On 14 August, the 15th Army captured the Xingshanzhen fortified region, and on 17 August it captured Jiamusi with the support of the Amur Military Flotilla. Meanwhile, the 5th Separate Rifle Corps captured Baoqing and then began an advance toward Boli, supporting the 15th Army's offensive from the south. From 15 to 18 August, units of the 2nd Red Banner Army captured the Sunwu fortified region and the city of Sunwu itself, where they took a Japanese garrison of 20,000 soldiers prisoner. On 19 August, the Amur Military Flotilla and the 632nd Rifle Regiment captured Yilan. By 20 August, troops of the 2nd Red Banner Army had crossed the Lesser Khingan mountain range, continuing to develop the Soviet offensive toward Qiqihar, and on 20 August the 15th Army entered Harbin, which Soviet airborne forces and a naval flotilla already had captured.
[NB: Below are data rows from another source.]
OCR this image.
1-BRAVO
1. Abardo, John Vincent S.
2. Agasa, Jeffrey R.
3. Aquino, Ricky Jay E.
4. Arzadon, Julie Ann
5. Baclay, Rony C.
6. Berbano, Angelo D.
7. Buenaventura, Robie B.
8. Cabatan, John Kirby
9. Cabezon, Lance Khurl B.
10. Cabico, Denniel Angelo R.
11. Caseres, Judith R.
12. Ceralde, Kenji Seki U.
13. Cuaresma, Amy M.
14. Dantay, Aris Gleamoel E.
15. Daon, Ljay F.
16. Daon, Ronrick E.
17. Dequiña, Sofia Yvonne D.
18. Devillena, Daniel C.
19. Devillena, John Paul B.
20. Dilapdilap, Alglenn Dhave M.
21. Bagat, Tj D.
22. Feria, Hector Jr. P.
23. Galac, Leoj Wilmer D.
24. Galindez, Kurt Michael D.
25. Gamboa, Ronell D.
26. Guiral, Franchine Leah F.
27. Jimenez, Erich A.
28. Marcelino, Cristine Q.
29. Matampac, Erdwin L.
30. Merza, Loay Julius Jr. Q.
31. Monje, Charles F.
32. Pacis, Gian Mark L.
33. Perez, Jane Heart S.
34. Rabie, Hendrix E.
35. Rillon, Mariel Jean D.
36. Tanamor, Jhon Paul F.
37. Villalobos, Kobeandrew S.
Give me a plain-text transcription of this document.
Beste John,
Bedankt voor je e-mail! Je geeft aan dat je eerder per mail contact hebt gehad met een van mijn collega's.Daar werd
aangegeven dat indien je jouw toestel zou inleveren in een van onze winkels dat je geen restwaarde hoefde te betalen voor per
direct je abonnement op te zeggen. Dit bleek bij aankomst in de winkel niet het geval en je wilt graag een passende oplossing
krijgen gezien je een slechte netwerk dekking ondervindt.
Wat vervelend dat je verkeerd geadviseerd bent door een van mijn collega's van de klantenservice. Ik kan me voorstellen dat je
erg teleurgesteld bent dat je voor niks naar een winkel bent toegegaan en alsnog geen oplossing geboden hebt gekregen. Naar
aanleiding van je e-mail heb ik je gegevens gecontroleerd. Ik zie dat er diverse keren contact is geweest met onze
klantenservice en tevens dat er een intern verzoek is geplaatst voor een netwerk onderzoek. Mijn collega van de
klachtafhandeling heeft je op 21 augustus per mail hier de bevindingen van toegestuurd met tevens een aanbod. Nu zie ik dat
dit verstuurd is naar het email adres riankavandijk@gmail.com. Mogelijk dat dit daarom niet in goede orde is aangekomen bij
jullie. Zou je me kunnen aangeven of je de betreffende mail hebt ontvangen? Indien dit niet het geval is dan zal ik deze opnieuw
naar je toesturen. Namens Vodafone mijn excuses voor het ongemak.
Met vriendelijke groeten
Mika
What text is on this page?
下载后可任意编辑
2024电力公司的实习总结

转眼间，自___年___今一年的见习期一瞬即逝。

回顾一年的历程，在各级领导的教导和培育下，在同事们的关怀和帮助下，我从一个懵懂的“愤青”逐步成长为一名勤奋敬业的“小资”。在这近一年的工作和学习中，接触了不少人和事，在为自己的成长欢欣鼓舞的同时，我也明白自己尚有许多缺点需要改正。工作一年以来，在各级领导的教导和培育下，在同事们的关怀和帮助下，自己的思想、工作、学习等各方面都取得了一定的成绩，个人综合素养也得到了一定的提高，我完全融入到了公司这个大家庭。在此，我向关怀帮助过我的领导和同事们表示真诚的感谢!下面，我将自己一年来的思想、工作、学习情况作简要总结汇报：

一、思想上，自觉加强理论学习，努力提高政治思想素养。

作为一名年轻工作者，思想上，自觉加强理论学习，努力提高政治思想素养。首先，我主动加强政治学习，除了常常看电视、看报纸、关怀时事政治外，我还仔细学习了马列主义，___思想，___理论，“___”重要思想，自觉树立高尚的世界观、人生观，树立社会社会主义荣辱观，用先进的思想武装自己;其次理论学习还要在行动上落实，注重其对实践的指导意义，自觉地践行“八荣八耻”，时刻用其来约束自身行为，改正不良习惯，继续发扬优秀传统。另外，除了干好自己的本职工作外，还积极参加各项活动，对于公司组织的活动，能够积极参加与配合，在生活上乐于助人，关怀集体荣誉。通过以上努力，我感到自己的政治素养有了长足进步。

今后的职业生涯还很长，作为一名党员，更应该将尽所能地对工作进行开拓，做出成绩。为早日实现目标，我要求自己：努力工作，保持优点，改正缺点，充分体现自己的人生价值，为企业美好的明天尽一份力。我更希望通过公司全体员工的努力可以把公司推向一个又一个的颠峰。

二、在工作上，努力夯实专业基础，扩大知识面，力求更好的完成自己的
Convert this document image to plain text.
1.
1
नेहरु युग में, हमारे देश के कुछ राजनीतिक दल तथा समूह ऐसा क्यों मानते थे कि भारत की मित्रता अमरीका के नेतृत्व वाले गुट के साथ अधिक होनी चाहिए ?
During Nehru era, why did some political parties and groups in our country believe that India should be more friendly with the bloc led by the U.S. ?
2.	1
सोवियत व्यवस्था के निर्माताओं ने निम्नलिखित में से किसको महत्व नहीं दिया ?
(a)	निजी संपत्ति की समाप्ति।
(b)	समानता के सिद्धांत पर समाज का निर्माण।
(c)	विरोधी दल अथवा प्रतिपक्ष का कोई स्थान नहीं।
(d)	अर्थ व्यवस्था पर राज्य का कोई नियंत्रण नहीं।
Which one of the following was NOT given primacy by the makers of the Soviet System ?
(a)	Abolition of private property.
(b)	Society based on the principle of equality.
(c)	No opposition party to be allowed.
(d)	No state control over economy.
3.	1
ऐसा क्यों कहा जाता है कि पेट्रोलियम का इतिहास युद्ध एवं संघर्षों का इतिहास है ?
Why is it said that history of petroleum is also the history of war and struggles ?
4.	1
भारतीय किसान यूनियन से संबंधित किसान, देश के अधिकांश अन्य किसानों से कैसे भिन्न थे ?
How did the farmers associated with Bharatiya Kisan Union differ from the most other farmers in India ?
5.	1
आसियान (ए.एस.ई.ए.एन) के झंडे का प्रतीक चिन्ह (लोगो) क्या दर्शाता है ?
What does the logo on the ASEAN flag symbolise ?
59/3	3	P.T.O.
Thus, by 20 August, the offensive largely had achieved its objectives, and Soviet troops spent the remainder of the operation suppressing isolated pockets of resistance.

==Results==
During the Sangari Offenisive Operation, Soviet forces defeated the Japanese First Area Army and 4th Separate Army and captured approximately 266,000 prisoners, 286 guns, 86 tanks, and a large quantity of other military equipment and ammunition. The offensive captured northern and northeastern Manchuria from the Japanese and made a significant contribution to the Soviet victory in the Soviet-Japanese War, hastening the end of World War II.